Steve Dower writes:
ISTM that changing sys.getfilesystemencoding() on Windows to "utf-8" and updating path_converter() (Python/posixmodule.c;
I think this proposal requires the assumption that strings intended to be interpreted as file names invariably come from the Windows APIs. I don't think that is true: Makefiles and similar, configuration files, all typically contain filenames. Zipfiles (see below). Python is frequently used as a glue language, so presumably receives such file name information as (more or less opaque) bytes objects over IPC channels. These just aren't under OS control, so the assumption will fail. Supporting Windows users in Japan means dealing with lots of crap produced by standard-oblivious software. Eg, Shift JIS filenames in zipfiles. AFAICT Windows itself never does that, but the majority of zipfiles I get from colleagues have Shift JIS in the directory (and it's the great majority if you assume that people who use ASCII transliterations are doing so because they know that non-Windows-users can't handle Shift JIS file names in zipfiles). So I believe bytes-oriented software must expect non-UTF-8 file names in Japan. UTF-8 may have penetration in the rest of the world, but the great majority of my Windows-using colleagues in Japan still habitually and by preference use Shift JIS in text files.
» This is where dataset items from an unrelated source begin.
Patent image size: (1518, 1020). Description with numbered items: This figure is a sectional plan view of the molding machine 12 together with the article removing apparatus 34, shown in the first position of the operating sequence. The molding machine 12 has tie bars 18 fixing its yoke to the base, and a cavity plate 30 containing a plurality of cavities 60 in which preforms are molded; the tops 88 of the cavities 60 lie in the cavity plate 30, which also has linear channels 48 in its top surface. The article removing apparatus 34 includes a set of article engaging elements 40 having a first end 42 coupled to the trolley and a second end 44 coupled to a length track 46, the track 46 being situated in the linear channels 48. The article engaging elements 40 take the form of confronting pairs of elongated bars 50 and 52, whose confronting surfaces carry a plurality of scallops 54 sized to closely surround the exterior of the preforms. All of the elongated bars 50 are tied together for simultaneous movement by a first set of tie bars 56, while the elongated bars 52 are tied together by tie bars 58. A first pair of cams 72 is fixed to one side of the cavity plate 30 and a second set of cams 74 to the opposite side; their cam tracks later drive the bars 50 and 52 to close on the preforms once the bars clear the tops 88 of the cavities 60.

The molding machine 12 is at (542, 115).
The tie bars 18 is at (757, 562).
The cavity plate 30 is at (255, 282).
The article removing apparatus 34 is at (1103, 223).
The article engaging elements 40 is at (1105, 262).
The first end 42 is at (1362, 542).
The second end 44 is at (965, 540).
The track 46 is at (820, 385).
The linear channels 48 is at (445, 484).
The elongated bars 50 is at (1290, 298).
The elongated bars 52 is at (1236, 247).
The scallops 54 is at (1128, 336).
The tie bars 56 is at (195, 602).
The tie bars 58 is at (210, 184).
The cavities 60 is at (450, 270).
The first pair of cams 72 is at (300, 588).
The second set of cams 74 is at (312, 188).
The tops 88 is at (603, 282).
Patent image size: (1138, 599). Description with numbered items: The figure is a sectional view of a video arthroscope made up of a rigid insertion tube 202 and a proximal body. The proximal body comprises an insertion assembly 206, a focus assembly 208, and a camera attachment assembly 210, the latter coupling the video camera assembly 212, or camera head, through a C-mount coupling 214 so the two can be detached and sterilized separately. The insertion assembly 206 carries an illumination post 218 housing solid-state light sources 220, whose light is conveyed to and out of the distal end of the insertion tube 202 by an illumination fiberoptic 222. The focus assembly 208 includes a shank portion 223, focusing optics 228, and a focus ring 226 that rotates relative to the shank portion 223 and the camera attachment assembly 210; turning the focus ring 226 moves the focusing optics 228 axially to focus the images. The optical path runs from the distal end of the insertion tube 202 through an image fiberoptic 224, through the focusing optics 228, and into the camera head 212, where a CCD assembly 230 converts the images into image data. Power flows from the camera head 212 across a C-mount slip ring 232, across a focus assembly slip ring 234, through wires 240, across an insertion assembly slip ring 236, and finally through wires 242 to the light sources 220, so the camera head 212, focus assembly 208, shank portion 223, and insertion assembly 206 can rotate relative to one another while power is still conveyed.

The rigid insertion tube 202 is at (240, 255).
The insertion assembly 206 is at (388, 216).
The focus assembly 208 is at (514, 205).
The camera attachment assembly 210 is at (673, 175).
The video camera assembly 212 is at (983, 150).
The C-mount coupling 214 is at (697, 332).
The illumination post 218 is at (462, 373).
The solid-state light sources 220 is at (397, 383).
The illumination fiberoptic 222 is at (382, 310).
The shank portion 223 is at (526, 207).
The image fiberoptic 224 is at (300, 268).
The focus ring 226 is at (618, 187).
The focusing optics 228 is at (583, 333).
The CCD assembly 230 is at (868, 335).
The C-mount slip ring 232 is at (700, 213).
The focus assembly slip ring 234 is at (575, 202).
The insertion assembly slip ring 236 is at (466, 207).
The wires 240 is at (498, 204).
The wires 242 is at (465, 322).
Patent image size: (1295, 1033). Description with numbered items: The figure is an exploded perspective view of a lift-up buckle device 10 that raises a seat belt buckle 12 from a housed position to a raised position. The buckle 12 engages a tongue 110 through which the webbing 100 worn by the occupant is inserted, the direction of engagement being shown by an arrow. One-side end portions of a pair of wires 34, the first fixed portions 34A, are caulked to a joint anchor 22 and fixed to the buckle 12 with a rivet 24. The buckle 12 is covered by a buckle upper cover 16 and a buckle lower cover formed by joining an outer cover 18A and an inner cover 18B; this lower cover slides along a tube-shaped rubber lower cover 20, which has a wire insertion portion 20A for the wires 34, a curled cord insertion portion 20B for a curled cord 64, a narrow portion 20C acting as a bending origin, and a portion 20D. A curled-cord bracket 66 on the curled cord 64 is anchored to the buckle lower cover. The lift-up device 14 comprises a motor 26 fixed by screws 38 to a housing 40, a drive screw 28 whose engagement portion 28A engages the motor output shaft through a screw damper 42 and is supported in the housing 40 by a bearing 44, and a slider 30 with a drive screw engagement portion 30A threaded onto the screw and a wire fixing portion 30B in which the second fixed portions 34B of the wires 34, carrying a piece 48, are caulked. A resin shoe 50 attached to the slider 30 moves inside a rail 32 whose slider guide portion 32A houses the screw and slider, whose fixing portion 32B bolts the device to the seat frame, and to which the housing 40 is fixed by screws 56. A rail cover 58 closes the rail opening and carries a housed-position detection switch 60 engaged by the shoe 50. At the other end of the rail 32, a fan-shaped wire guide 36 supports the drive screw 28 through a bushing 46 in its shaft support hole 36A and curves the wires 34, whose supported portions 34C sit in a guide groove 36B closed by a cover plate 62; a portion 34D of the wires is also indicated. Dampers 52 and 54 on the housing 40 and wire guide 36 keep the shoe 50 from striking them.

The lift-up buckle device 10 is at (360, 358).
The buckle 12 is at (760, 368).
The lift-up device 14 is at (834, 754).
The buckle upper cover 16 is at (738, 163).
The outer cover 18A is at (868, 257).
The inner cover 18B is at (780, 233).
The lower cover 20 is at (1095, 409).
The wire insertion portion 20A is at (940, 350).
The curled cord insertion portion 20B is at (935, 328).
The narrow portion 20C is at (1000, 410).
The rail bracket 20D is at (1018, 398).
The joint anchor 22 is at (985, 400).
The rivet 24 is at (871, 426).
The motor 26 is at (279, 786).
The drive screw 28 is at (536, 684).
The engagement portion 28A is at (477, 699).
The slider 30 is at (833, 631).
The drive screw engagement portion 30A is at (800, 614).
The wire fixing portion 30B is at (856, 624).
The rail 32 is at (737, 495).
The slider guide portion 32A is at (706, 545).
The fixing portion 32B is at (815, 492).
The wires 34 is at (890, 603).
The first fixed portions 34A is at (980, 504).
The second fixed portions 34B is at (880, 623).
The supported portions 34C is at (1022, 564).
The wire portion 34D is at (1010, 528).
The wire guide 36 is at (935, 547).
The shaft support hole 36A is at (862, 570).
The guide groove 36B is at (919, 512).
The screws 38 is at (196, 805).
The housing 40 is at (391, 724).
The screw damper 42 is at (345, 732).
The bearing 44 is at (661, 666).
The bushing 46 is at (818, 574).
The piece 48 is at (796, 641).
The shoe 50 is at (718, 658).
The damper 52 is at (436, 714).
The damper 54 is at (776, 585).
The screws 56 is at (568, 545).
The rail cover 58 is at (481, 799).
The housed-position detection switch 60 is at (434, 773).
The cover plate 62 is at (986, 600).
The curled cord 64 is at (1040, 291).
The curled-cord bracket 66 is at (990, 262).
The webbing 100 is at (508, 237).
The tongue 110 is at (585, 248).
I suppose that includes files that are used by programs, and thus file names, and probably extends to most Windows users here. I suspect a similar situation holds in China, where AIUI "GB is not just a good idea, it's the law,"[1] and possibly Taiwan (Big 5) and Korea (KSC) as those standards have always provided the benefits of (nearly) universal repertoires[2].
and add the requirement that [bytes file names] *must* be encoded with sys.getfilesystemencoding().
To the extent that this *can* work, it *already* works. Trying to enforce a particular encoding will simply break working code that depends on sys.getfilesystemencoding() matching the encoding that other programs use. You have no carrot. These changes enforce an encoding on bytes for Windows APIs but can't do so for data, and so will make file-names- are-just-bytes programmers less happy with Python, not more happy. The exception is the proposed console changes, because there you *do* perform all I/O with OS APIs. But I don't know anything about the Windows console except that nobody seems happy with it.
Similarly, locale.getpreferredencoding() on Windows returns a legacy value - the user's active code page - which should generally not be used for any reason.
This is even less supportable, because it breaks much code that used to work without specifying an encoding. Refusing to respect the locale preferred encoding would force most Japanese scripters to specify encodings where they currently accept the system default, I suspect. On those occasions my Windows-using colleagues deliver text files, they are *always* encoded in Shift JIS. University databases the deliver CSV files allow selecting Shift JIS or UTF-8, and most people choose Shift JIS. And so on. In Japan, Shift JIS remains pervasive on Windows. I don't think Japan is special in this, except in the pervasiveness of Shift JIS. For everybody I think there will be more loss than benefit imposed.
BOMs are very common on Windows, since the default assumption is nearly always a bad idea.
I agree (since 1990!) that Shift JIS by default is a bad idea, but there's no question that it is still overwhelmingly popular. I suspect UTF-8 signatures are uncommon, too, as most UTF-8 originates on Mac or *nix platforms.
This would match the behavior that the .NET Framework has used for many years - effectively, utf_8_sig on read and utf_8 on write.
But .NET is a framework. It expects to be the world in which programs exist, no? Python is very frequently used as a glue language, and I suspect the analogy fails due to that distinction. Footnotes: [1] Strictly speaking, certain programs must support GB 18030. I don't think it's legally required to be the default encoding. [2] For example, the most restricted Japanese standard, JIS X 0208, includes not only "full-width" versions of ASCII characters, but the full Greek and Cyrillic alphabets, many math symbols, a full line drawing set, and much more besides the native syllabary and Han ideographs. The elderly Chinese GB 2312 not only includes Greek and Cyrillic, and the various symbols, but also the Japanese syllabaries. (And the more recent GB 18030 swallowed Unicode whole.)